Lettera aperta a Raffaele Cantone
(MaddMaths! 26 settembre 2016)

Egregio Dottor Cantone,
il mio nome è Ciro Ciliberto, sono professore ordinario di Geometria presso l’Università di Roma Tor Vergata e presidente dell’Unione Matematica Italiana, l’associazione scientifica che raccoglie la gran parte dei matematici di professione in Italia. Le scrivo perché, egregio Dottore, di sicuro qualcuno che non le vuole bene e vuol farla passare per quel che non è, le ha fatto un brutto scherzo attribuendole le dichiarazioni che avrebbe fatto il 23 Settembre 2016, a Firenze, riportate, con gran clamore, da vari organi televisivi di stampa.

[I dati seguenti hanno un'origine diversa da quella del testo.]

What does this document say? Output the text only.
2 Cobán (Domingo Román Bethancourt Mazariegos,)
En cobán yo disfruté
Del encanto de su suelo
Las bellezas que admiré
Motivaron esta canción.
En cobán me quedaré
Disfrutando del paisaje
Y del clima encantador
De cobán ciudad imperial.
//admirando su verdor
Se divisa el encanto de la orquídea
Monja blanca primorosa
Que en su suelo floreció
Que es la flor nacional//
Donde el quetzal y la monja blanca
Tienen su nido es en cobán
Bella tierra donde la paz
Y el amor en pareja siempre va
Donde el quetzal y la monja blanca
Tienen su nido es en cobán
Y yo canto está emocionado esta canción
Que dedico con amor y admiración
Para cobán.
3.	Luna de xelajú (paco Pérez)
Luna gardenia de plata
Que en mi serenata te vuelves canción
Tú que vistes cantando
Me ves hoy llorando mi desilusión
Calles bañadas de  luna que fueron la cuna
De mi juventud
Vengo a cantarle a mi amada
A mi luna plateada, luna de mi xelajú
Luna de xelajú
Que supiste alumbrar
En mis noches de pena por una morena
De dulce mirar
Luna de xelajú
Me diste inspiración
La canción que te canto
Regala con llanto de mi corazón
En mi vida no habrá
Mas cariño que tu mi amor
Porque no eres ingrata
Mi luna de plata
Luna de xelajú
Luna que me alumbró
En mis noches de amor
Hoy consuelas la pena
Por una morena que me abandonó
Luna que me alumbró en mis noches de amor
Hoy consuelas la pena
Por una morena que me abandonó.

Lei avrebbe affermato ”Siamo subissati di segnalazioni su questioni universitarie, soprattutto segnalazioni sui concorsi”. E questo può essere vero, chiunque può segnalare quel che vuole e ”segnalare” non vuol dire un bel nulla, forse ”denunciare” vorrebbe dire qualcosa in più. Il grave è che le viene attribuita la deduzione che, da queste non meglio precisate ”segnalazioni”, ne derivi che la corruzione dilaghi nelle università del nostro paese, al punto che, secondo lei, ci sarebbe ”un grande collegamento, enorme, tra fuga di cervelli e corruzione”. Dunque, la fuga dei cervelli sarebbe in gran parte motivata non dalla drammatica e ampiamente documentata carenza di fondi e investimenti per la ricerca che determina un enorme calo di competitività e attrattività del nostro sistema universitario, con conseguente mancanza di opportunità di lavoro decoroso per i nostri giovani più brillanti, ma semplicemente dalla casta baronale corrotta e inefficiente. Ora io non posso credere che un brillante e competente magistrato come lei, un uomo di legge, possa aver, sulla base di imprecisate ”segnalazioni”, sparato nel mucchio.

Le faccio ancora presente che, le dichiarazioni che le vengono attribuite sono ridicolmente contraddittorie. La fuga dei cervelli è purtroppo una piaga che perseguita da anni il nostro sistema universitario e della ricerca. In alcuni settori, quelli culturalmente forse più avanzati, ma meno immediatamente spendibili a fini commerciali, come la matematica, siamo arrivati a situazioni davvero drammatiche: come denunciato da noi per primi, perdiamo le nostre menti più brillanti che sciamano all’estero ormai anche prima di aver concluso gli studi universitari, attratti da prospettive di lavoro ben più attraenti che attendere le magre elargizioni del governo di turno. Tuttavia il nostro ”corrotto” sistema universitario, questi giovani brillanti li produce, e sono bravi e tanto competitivi da trovare posto nelle migliori istituzioni di ricerca straniere. Questo vuol dire che, nonostante il vero e proprio accanimento dei vari governi che si sono succeduti negli ultimi circa dieci anni, nel tagliare fondi alla ricerca, il sistema incredibilmente funziona ancora, evidentemente grazie alla competenza e qualità dei docenti. I bravi ricercatori nascono sotto i cavoli, qualcuno deve aver loro insegnato qualcosa! O no?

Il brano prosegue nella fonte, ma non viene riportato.